Here, we report generation and characterization of Disrupted-In-Schizophrenia-1 (DISC1) genetically engineered mice as a potential model for major mental illnesses, such as schizophrenia. DISC1 is a promising genetic risk factor for major mental illnesses. In this transgenic model, a dominant-negative form of DISC1 (DN-DISC1) is expressed under the αCaMKII promoter. In vivo MRI of the DN-DISC1 mice detected enlarged lateral ventricles particularly on the left side, suggesting a link to the asymmetrical change in anatomy found in brains of patients with schizophrenia. Furthermore, selective reduction in the immunoreactivity of parvalbumin in the cortex, a marker for an interneuron deficit that may underlie cortical asynchrony, is observed in the DN-DISC1 mice. These results suggest that these transgenic mice may be used as a model for schizophrenia. DN-DISC1 mice also display several behavioral abnormalities, including hyperactivity, disturbance in sensorimotor gating and olfactory-associated behavior, and an anhedonia/depression-like deficit.

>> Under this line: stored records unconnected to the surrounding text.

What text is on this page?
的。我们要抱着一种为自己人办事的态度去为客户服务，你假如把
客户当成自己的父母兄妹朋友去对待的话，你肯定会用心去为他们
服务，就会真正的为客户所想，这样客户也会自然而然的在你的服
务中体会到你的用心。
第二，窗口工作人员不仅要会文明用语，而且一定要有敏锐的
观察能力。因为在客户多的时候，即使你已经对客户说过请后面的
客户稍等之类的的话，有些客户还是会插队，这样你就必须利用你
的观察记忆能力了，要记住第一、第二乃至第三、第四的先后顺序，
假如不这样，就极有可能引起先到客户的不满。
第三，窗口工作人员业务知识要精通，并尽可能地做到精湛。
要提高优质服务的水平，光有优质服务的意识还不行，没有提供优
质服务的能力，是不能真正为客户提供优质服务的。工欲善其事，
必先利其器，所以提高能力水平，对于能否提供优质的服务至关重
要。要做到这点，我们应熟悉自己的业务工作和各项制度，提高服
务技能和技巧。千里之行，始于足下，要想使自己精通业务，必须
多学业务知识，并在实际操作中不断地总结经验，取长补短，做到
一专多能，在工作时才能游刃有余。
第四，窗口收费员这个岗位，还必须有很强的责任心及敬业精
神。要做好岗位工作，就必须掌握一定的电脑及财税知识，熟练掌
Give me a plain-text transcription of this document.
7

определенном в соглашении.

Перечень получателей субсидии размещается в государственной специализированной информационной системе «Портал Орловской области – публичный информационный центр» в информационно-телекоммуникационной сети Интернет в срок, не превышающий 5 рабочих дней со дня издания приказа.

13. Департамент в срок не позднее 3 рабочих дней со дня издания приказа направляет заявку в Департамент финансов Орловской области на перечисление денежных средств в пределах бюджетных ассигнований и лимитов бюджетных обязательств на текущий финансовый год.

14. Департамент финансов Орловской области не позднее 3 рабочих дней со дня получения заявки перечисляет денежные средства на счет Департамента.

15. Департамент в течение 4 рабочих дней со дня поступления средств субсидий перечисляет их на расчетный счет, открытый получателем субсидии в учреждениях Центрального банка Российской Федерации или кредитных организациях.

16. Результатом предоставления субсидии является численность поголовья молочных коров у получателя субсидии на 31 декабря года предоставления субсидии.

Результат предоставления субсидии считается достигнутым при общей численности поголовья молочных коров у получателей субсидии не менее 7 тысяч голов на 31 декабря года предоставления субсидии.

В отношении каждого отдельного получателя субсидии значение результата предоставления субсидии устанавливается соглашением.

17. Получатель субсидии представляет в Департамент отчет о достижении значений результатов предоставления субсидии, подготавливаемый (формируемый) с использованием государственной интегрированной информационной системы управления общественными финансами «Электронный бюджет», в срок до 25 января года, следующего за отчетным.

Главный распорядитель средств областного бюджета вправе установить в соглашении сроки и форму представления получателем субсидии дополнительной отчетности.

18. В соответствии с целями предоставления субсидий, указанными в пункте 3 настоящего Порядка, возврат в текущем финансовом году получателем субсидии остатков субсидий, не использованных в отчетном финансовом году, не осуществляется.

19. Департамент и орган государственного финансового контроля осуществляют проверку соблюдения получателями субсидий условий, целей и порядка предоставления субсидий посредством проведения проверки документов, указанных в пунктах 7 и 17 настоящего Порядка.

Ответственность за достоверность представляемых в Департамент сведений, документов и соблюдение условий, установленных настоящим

机译:在这里,我们报告的精神分裂症-1(DISC1)基因工程小鼠的生成和表征作为主要精神疾病,例如精神分裂症的潜在模型。 DISC1是重大精神疾病的有前途的遗传风险因素。在此转基因模型中,DISC1(DN-DISC1)的显性负型表达在αCaMKII启动子下。 DN-DISC1小鼠的体内MRI检测到侧脑室增大,尤其是在左侧,这暗示着精神分裂症患者大脑中解剖结构的不对称变化。此外,在DN-DISC1小鼠中观察到皮层中小白蛋白的免疫反应性选择性降低,皮层中小白蛋白的免疫反应性可能是皮质异步的基础,是神经元间缺乏的标志。这些结果表明,这些转基因小鼠可以用作精神分裂症的模型。 DN-DISC1小鼠还表现出几种行为异常,包括活动过度,感觉运动门控障碍和与嗅觉相关的行为紊乱,以及缺乏快感/抑郁症。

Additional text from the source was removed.